Satoru Shimoji has had a long career in music. A large part of this was spent as a rock musician in Tokyo with the band Rebecca. Some years ago he returned to his native island of Miyako and rediscovered his roots. He became more involved in Okinawan music and opened his own recording studio. His album Ryugu no Shima (The Peaceful Island) was a successful dip into island music with a strong dose of pop. Since then he has been involved with the Blue Asia album Sketches of Myahk and has recorded with fellow Miyako islander Isamu Shimoji. Now there’s a new solo album of mainly traditional Miyako songs, many with new words and arrangements.

Myahk is not an album that will be to everyone’s liking. Shimoji takes lots of liberties with the old songs and has a taste for sweeping productions – piano and strings are generally favoured to the sanshin – but for the most part it’s very successful and is definitely his most interesting and adventurous release to date. The recordings were made at his studio on Miyako as well as in Saitama and California. Production was by Goh Hotoda with Philippe Saisse responsible for the piano, bass, synthesizer, percussion and orchestrations.
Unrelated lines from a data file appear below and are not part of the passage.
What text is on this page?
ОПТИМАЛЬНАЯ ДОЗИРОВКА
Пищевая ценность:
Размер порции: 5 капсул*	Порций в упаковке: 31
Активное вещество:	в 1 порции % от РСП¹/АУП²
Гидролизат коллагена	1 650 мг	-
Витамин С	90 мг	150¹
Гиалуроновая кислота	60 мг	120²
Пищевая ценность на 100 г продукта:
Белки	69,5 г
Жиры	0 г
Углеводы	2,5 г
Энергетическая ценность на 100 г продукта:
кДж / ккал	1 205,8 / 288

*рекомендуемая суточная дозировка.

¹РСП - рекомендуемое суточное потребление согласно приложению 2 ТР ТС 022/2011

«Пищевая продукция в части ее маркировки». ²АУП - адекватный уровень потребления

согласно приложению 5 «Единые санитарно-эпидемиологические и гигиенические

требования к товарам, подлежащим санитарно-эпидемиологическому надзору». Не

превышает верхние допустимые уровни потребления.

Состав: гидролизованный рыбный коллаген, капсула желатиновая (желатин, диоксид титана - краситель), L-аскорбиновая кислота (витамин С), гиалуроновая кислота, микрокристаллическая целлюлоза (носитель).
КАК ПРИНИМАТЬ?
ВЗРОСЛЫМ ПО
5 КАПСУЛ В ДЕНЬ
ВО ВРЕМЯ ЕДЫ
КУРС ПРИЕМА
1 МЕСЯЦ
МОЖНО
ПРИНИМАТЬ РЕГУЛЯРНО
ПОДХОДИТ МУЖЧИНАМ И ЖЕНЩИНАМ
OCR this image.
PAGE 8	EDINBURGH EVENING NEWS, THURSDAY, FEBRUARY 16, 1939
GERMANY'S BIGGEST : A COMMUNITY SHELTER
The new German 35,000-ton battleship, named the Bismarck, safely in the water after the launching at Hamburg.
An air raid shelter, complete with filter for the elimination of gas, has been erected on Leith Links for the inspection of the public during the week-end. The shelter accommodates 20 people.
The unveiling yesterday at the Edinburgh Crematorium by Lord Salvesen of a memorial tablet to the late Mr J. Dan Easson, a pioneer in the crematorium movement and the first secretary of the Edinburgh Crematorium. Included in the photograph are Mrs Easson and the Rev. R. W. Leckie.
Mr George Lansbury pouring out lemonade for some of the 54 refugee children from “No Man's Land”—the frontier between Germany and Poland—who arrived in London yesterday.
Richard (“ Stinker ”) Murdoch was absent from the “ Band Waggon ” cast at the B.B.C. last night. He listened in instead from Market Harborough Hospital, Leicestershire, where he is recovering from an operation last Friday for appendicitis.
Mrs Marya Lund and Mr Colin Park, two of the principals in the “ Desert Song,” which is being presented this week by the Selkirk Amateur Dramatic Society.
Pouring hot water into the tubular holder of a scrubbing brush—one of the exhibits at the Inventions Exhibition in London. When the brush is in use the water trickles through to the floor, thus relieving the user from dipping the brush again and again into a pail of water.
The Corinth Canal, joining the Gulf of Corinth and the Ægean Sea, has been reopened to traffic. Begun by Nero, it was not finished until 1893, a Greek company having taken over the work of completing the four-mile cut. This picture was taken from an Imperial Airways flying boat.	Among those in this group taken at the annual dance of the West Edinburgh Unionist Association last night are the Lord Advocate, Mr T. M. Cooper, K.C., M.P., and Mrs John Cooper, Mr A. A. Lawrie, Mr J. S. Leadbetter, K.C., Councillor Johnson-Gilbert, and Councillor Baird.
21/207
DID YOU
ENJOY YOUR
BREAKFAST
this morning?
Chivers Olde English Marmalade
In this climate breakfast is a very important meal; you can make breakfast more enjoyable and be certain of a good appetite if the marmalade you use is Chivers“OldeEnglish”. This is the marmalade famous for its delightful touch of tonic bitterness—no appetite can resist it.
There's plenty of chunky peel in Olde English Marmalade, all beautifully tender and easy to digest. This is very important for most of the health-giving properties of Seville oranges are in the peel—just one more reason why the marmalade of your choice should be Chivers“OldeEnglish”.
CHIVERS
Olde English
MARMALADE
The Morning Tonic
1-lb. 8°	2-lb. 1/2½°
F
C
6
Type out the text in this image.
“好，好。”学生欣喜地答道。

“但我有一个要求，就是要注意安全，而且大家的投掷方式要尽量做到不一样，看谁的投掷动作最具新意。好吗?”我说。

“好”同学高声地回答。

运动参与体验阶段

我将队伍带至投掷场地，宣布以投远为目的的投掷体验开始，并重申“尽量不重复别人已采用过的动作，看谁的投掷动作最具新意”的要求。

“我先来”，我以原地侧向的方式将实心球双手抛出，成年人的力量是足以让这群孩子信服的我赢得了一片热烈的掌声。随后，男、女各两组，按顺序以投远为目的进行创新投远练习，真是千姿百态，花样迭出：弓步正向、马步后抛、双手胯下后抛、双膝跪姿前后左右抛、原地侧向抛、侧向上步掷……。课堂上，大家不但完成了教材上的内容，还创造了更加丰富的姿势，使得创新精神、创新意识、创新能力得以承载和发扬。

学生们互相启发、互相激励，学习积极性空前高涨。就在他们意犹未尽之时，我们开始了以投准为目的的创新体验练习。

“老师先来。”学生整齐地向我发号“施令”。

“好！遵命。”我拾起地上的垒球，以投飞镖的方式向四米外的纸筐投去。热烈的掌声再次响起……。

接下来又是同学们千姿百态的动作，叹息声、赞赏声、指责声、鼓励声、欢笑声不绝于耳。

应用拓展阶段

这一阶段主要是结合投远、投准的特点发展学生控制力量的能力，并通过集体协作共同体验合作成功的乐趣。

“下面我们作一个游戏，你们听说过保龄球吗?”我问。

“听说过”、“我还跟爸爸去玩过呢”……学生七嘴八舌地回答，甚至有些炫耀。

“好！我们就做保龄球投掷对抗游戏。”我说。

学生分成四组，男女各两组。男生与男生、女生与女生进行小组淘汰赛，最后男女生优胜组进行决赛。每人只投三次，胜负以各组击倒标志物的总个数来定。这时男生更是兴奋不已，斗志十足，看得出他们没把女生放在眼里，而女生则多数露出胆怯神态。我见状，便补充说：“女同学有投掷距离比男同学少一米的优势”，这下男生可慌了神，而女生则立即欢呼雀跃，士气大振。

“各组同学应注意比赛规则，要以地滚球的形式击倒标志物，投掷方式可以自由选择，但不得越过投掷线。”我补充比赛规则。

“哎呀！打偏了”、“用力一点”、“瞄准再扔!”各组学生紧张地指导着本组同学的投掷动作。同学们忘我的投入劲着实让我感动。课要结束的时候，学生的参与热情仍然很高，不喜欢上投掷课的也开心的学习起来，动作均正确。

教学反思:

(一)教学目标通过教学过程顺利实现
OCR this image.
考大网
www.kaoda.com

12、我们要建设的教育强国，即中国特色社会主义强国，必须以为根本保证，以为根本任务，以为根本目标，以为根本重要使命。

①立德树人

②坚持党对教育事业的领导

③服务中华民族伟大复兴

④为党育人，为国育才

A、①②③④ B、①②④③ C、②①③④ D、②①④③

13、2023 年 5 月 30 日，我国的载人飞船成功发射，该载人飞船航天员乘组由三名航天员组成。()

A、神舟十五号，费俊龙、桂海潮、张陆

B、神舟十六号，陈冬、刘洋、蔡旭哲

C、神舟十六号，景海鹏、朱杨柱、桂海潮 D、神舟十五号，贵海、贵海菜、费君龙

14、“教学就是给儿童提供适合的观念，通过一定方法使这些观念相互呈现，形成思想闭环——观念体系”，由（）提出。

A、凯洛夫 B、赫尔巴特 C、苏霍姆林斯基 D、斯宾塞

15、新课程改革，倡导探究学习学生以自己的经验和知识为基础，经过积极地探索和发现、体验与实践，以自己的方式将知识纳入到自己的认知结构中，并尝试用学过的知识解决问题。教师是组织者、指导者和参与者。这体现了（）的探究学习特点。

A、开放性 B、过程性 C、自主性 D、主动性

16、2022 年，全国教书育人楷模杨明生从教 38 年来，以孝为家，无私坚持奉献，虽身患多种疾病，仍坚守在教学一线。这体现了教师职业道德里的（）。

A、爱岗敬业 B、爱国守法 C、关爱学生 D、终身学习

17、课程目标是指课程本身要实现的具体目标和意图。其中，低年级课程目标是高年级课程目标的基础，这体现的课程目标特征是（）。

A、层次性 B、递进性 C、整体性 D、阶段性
The album opens very simply with the traditional ‘Neeri~Pray’ – just a vocal and the sound of waves on the shore. The lovely ‘Uyakennaure’ then adds piano and violin to Shimoji’s voice which is joined by women singers in call and response mode. ‘Kanasha’ is sung in the Miyako language and in the sleeve notes (which are in English as well as Japanese) Shimoji writes that he wanted to protect this endangered language through music and that “coming back after 15 years of Tokyo life” he decided to write the song for his parents who gave birth to him on this precious island.

Other songs have themes of prayer and thanks and tell stories from Miyako history. Two in particular are outstanding: ‘Wooninu-shoo’ is a sad evocative duet featuring singer-songwriter Nokko (also a former member of the band Rebecca), while the seven minute version of the famous traditional song ‘Tougani Ayagu’ works better than anyone could have expected with its sanshin and lush orchestral backing. There are sparse arrangements as well as orchestral ones but primarily it’s Shimoji’s strong singing and the beautifully melodic songs which capture the feeling of Miyako and make this album so enjoyable.

Myahk is released on Lagoon Music Entertainment.